Main

Ketones are essential structural motifs in pharmaceuticals, agrochemicals, materials and natural products. They are also versatile reactants in a wide range of reactions, for example, in the synthesis of chiral alcohols and amines1. Thus, efficient catalytic methods to produce ketones have long been sought. Selective ketone synthesis via the simple aerobic oxidation of internal alkenes would represent a powerful addition to synthetic organic chemistry. This is because internal alkenes are easily accessible from petroleum and renewable resources as well as from well-established reactions such as olefin metathesis2 and carbonyl olefination3. Due to the lack of efficient and selective catalysts, the hydroboration–oxidation method using toxic and expensive boranes is still widely used4,5. In addition to methods using stoichiometric reagents, various catalytic strategies to access ketones from internal alkenes have been developed. In particular, attempts have been made to expand the well-studied Wacker–Tsuji oxidation from terminal to internal alkenes6,7,8,9. However, internal alkenes are less reactive in such palladium-catalysed Wacker-type oxidations, resulting in high catalyst loadings and consequently low total turnover numbers (<20). In addition to activity, selectivity is also a major challenge in catalyst development (Fig. 1a). High regioselectivities in Wacker-type oxidation reactions depend on specific internal alkenes bearing directing groups that favour the formation of one ketone over the other. Many of these protocols are not aerobic oxidations or depend on stoichiometric reagents such as peroxides and phenylsilanes10,11. A recently published dual catalytic approach used water as the terminal oxidant and produced hydrogen gas as a by-product12. In general, efficient and regioselective aerobic oxidation of internal alkenes to ketones is not only a considerable challenge in catalyst development, but is also highly desired as it has the potential to streamline the synthesis of many important molecules.

Fig. 1: Catalytic oxidation of internal alkenes to ketones.
figure 1

a, Regioselectivity is a challenge in the catalytic oxidation of internal alkenes to ketones. b, Design of a catalytic process to convert internal alkenes into ketones using high-valent metal–oxo species as the catalytic oxidant. High-valent metal–oxo species typically react with alkenes in epoxidation reactions. The ketone product is accessible by stabilizing a carbocation intermediate, and the reaction proceeds via a coupled electron–hydride transfer. c, Given that enzymatic alkene to ketone oxidation can be accessed, many challenging functionalization reactions of internal alkenes can be realized in combination with established biocatalysts such as ketoreductases39,40 (i), ω-transaminases39 (ii) and imine reductases41,42 (iii).

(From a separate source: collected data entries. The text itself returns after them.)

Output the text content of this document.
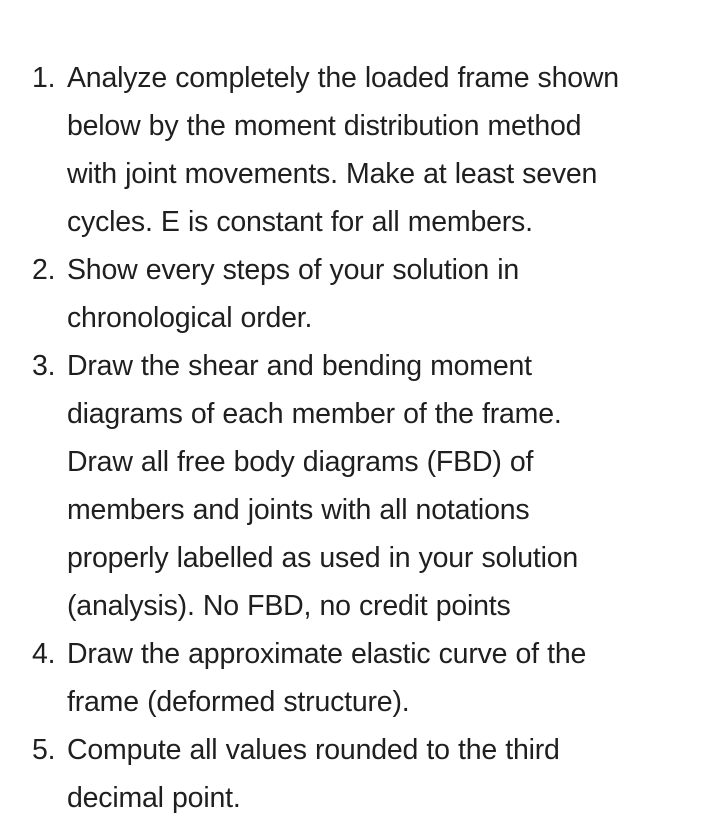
1. Analyze completely the loaded frame shown
below by the moment distribution method
with joint movements. Make at least seven
cycles. E is constant for all members.
2. Show every steps of your solution in
chronological order.
3. Draw the shear and bending moment
diagrams of each member of the frame.
Draw all free body diagrams (FBD) of
members and joints with all notations
properly labelled as used in your solution
(analysis). No FBD, no credit points
4. Draw the approximate elastic curve of the
frame (deformed structure).
5. Compute all values rounded to the third
decimal point.
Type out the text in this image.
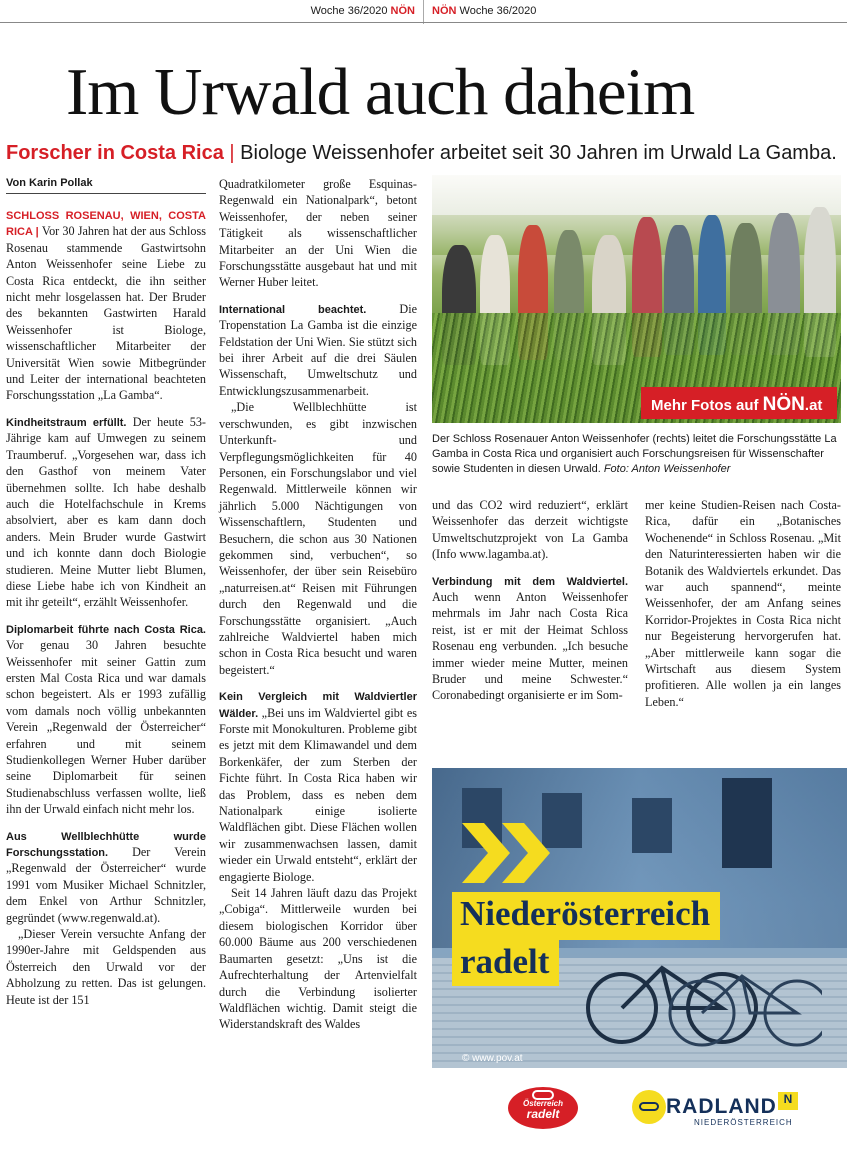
Woche 36/2020 NÖN NÖN Woche 36/2020
Im Urwald auch daheim
Forscher in Costa Rica | Biologe Weissenhofer arbeitet seit 30 Jahren im Urwald La Gamba.
Von Karin Pollak

SCHLOSS ROSENAU, WIEN, COSTA RICA | Vor 30 Jahren hat der aus Schloss Rosenau stammende Gastwirtsohn Anton Weissenhofer seine Liebe zu Costa Rica entdeckt, die ihn seither nicht mehr losgelassen hat. Der Bruder des bekannten Gastwirten Harald Weissenhofer ist Biologe, wissenschaftlicher Mitarbeiter der Universität Wien sowie Mitbegründer und Leiter der international beachteten Forschungsstation „La Gamba“.

Kindheitstraum erfüllt. Der heute 53-Jährige kam auf Umwegen zu seinem Traumberuf. „Vorgesehen war, dass ich den Gasthof von meinem Vater übernehmen sollte. Ich habe deshalb auch die Hotelfachschule in Krems absolviert, aber es kam dann doch anders. Mein Bruder wurde Gastwirt und ich konnte dann doch Biologie studieren. Meine Mutter liebt Blumen, diese Liebe habe ich von Kindheit an mit ihr geteilt“, erzählt Weissenhofer.

Diplomarbeit führte nach Costa Rica. Vor genau 30 Jahren besuchte Weissenhofer mit seiner Gattin zum ersten Mal Costa Rica und war damals schon begeistert. Als er 1993 zufällig vom damals noch völlig unbekannten Verein „Regenwald der Österreicher“ erfahren und mit seinem Studienkollegen Werner Huber darüber seine Diplomarbeit für seinen Studienabschluss verfassen wollte, ließ ihn der Urwald einfach nicht mehr los.

Aus Wellblechhütte wurde Forschungsstation. Der Verein „Regenwald der Österreicher“ wurde 1991 vom Musiker Michael Schnitzler, dem Enkel von Arthur Schnitzler, gegründet (www.regenwald.at).

„Dieser Verein versuchte Anfang der 1990er-Jahre mit Geldspenden aus Österreich den Urwald vor der Abholzung zu retten. Das ist gelungen. Heute ist der 151

Quadratkilometer große Esquinas-Regenwald ein Nationalpark“, betont Weissenhofer, der neben seiner Tätigkeit als wissenschaftlicher Mitarbeiter an der Uni Wien die Forschungsstätte ausgebaut hat und mit Werner Huber leitet.

International beachtet. Die Tropenstation La Gamba ist die einzige Feldstation der Uni Wien. Sie stützt sich bei ihrer Arbeit auf die drei Säulen Wissenschaft, Umweltschutz und Entwicklungszusammenarbeit.

„Die Wellblechhütte ist verschwunden, es gibt inzwischen Unterkunft- und Verpflegungsmöglichkeiten für 40 Personen, ein Forschungslabor und viel Regenwald. Mittlerweile können wir jährlich 5.000 Nächtigungen von Wissenschaftlern, Studenten und Besuchern, die schon aus 30 Nationen gekommen sind, verbuchen“, so Weissenhofer, der über sein Reisebüro „naturreisen.at“ Reisen mit Führungen durch den Regenwald und die Forschungsstätte organisiert. „Auch zahlreiche Waldviertel haben mich schon in Costa Rica besucht und waren begeistert.“

Kein Vergleich mit Waldviertler Wälder. „Bei uns im Waldviertel gibt es Forste mit Monokulturen. Probleme gibt es jetzt mit dem Klimawandel und dem Borkenkäfer, der zum Sterben der Fichte führt. In Costa Rica haben wir das Problem, dass es neben dem Nationalpark einige isolierte Waldflächen gibt. Diese Flächen wollen wir zusammenwachsen lassen, damit wieder ein Urwald entsteht“, erklärt der engagierte Biologe.

Seit 14 Jahren läuft dazu das Projekt „Cobiga“. Mittlerweile wurden bei diesem biologischen Korridor über 60.000 Bäume aus 200 verschiedenen Baumarten gesetzt: „Uns ist die Aufrechterhaltung der Artenvielfalt durch die Verbindung isolierter Waldflächen wichtig. Damit steigt die Widerstandskraft des Waldes

Mehr Fotos auf NÖN.at
Der Schloss Rosenauer Anton Weissenhofer (rechts) leitet die Forschungsstätte La Gamba in Costa Rica und organisiert auch Forschungsreisen für Wissenschafter sowie Studenten in diesen Urwald. Foto: Anton Weissenhofer

und das CO2 wird reduziert“, erklärt Weissenhofer das derzeit wichtigste Umweltschutzprojekt von La Gamba (Info www.lagamba.at).

Verbindung mit dem Waldviertel. Auch wenn Anton Weissenhofer mehrmals im Jahr nach Costa Rica reist, ist er mit der Heimat Schloss Rosenau eng verbunden. „Ich besuche immer wieder meine Mutter, meinen Bruder und meine Schwester.“ Coronabedingt organisierte er im Som-

mer keine Studien-Reisen nach Costa-Rica, dafür ein „Botanisches Wochenende“ in Schloss Rosenau. „Mit den Naturinteressierten haben wir die Botanik des Waldviertels erkundet. Das war auch spannend“, meinte Weissenhofer, der am Anfang seines Korridor-Projektes in Costa Rica nicht nur Begeisterung hervorgerufen hat. „Aber mittlerweile kann sogar die Wirtschaft aus diesem System profitieren. Alle wollen ja ein langes Leben.“

Niederösterreich
radelt
© www.pov.at
Österreich
radelt	RADLAND N
NIEDERÖSTERREICH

We have recently started to explore the potential of enzymes to directly oxidize alkenes to carbonyl compounds13,14. In an initial study, we applied directed evolution to engineer an enzyme that oxidizes terminal alkenes to the corresponding aldehydes, attaining opposite selectivity to the widely used Wacker–Tsuji oxidation reaction. The evolved iron haem-based biocatalyst achieved aldehyde formation by controlling an oxo transfer reaction using a high-valent metal–oxo complex as the catalytic oxidant (Fig. 1b). Many catalysts comprising such metal–oxo complexes, including cytochrome P450s15,16, peroxygenases17 and Jacobsen’s catalyst18,19, are used to efficiently epoxidize alkenes via highly concerted reaction pathways. The key to harnessing oxo transfer for carbonyl-selective alkene oxidation is to create a catalyst that is able to intercept the epoxidation and couple oxo transfer with an electron–hydride transfer process (Fig. 1b). This can be achieved by accessing a highly reactive carbocation intermediate and making it available for organic synthesis. While this is currently out of reach for small-molecule catalysts, our recent study13 showed that reactive centres in enzymes can be optimized with high precision to fully access and exploit such reactive carbocation intermediates. Recent mechanistic studies on this oxo transfer reaction revealed that alkene epoxidation is a dynamically favoured process and that carbonyl formation can be accomplished by controlling the accessible conformations of the radical and carbocation intermediates14. In addition, electrostatic preorganization of the enzyme active site favours the formation of this key carbocation intermediate14.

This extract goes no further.